Chinese stocks grabbed all the headlines last week, with the country intermittently, and seemingly arbitrarily, cracking down and relaxing regulations on fast-growing technology and education stocks. Though Chinese authorities sought to limit the damage of the restrictions later in the week, China has undoubtedly suffered some reputational damage among the global investor community that could serve as a headwind for the country’s assets moving forward.
Turning our attention to the chart of China’s A50 index, we can see that the index broke through support at its year-to-date lows around 16,500 at the start of last week, leading to an instantaneous collapse to the next major level of previous support at 15,000. While prices have since stabilized in volatile trade above that area, the technical outlook for the A50 remains fragile.

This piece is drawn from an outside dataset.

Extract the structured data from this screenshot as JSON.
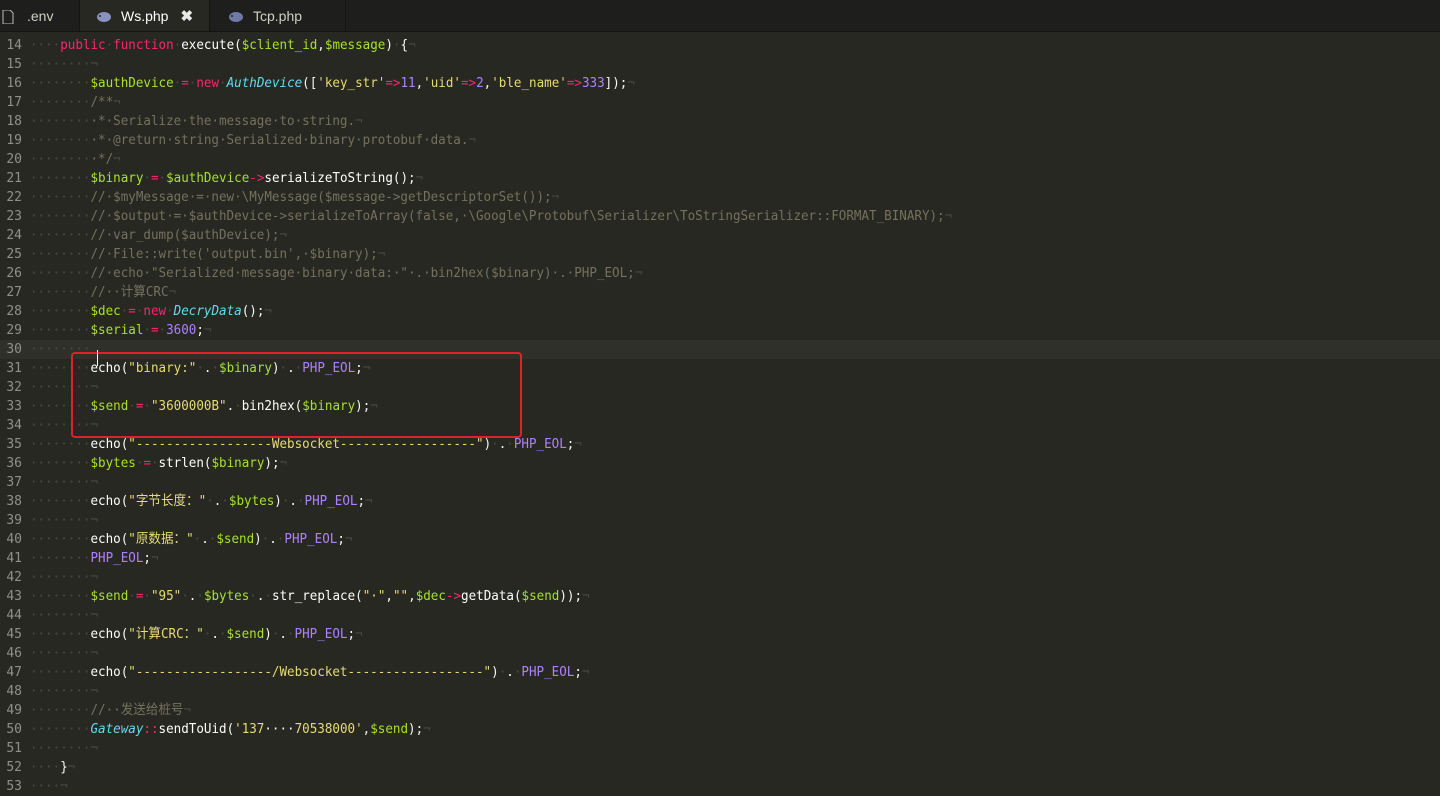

As we go to press, the index’s 50-day exponential moving average (EMA) is crossing below the 200-day EMA, creating a “death cross” that signals a shift to a medium-term downtrend. Meanwhile, the 14-day RSI indicator remains within a bearish channel, showing growing selling pressure and that bears are in control of the short-term momentum:
Source: Tradingview, StoneX
With today’s price action forming a “bullish engulfing candle”, there may be a case for a short-term bounce back toward previous-support-turned-resistance in the 16,500 range, but as long as prices remain below that barrier, the path of least resistance will remain to the downside. If we do see a conclusive break below 15,000 from here, bears will likely look to push the embattled index down toward the 14,000 area next.